One hour crawled slowly after another and he patiently watched the lights and shadows creeping over the mountain slopes as the sun rose higher in the heavens. It was after ten o’clock when Scott happened to glance to his right and started to find Hopwood sitting in an inconspicuous place on the end of the porch.
“Where under the sun did you come from, Hopwood?” he exclaimed.
Hopwood spread his hands in both directions as he always did to indicate that he came from everywhere.
“Foster is pretty mad,” he remarked casually.
“Have you seen him?” Scott asked anxiously.
Hopwood nodded. “I saw them all.”
“I suppose they were holding a big family powwow over it and will all be swarming down here after a while to find out what it means.” Scott chuckled at the discomfiture he was causing the Waits, for he had taken a distinct dislike to the whole tribe with the exception of Hopwood.
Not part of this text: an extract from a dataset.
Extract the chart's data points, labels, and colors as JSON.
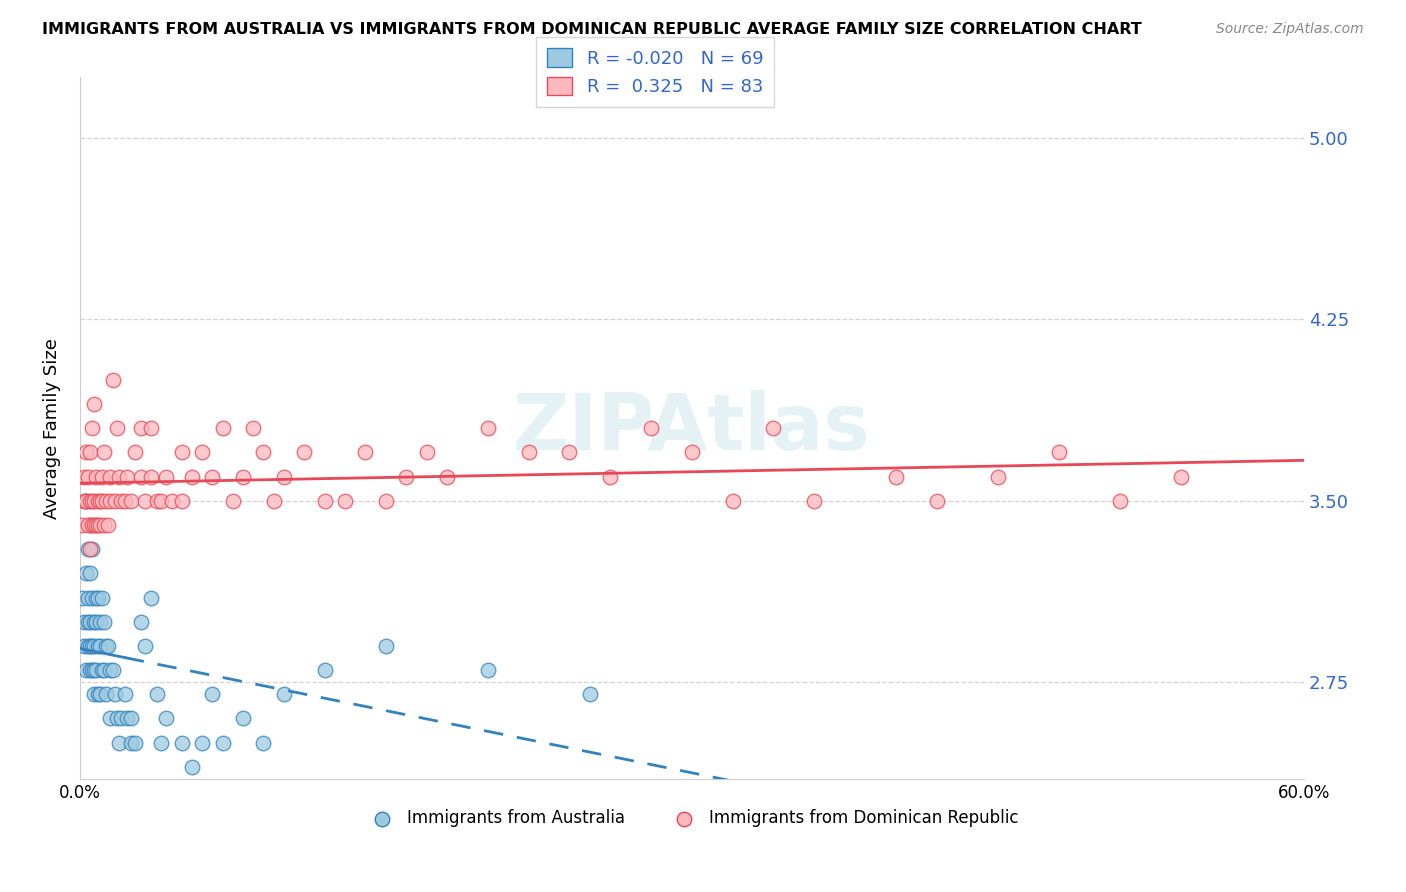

“No,” Hopwood remarked quietly, “they are not coming, but maybe Foster will get up the nerve to come down alone. He’ll pretty near have to or he will be done for.”
“What do you mean?” Scott asked. “I thought they always went in a gang.”
Hopwood shook his head. “Sewall would not back him up.”
“Who is Sewall?” Scott had never heard of him and he had gathered from what he had heard that Foster was the leader of the Waits.
“He’s the only Wait who has any brains,” Hopwood answered, and added naïvely, “except me.”
Scott glanced at him keenly but saw only the usual blank expression. “By George, Hopwood!” he exclaimed, “I believe you really have more brains than any of them. But what do you mean by saying that Foster will have to come?”
“He’s been saying so much about what he is going to do to you that he will have to do it or they will quit him,” Hopwood explained.
Scott rubbed his hands with satisfaction at the prospect of a meeting with Foster Wait alone.
“Are you sure he will come, Hopwood?”
Hopwood was silent a moment as though waiting for a message. “Yes,” he said confidently. “He’ll be here in about an hour. Don’t let him scare you. He’s a coward.”
“Going to try to scare me into it, is he?” Scott asked, but Hopwood had disappeared and left him to plan alone for his meeting with Foster Wait.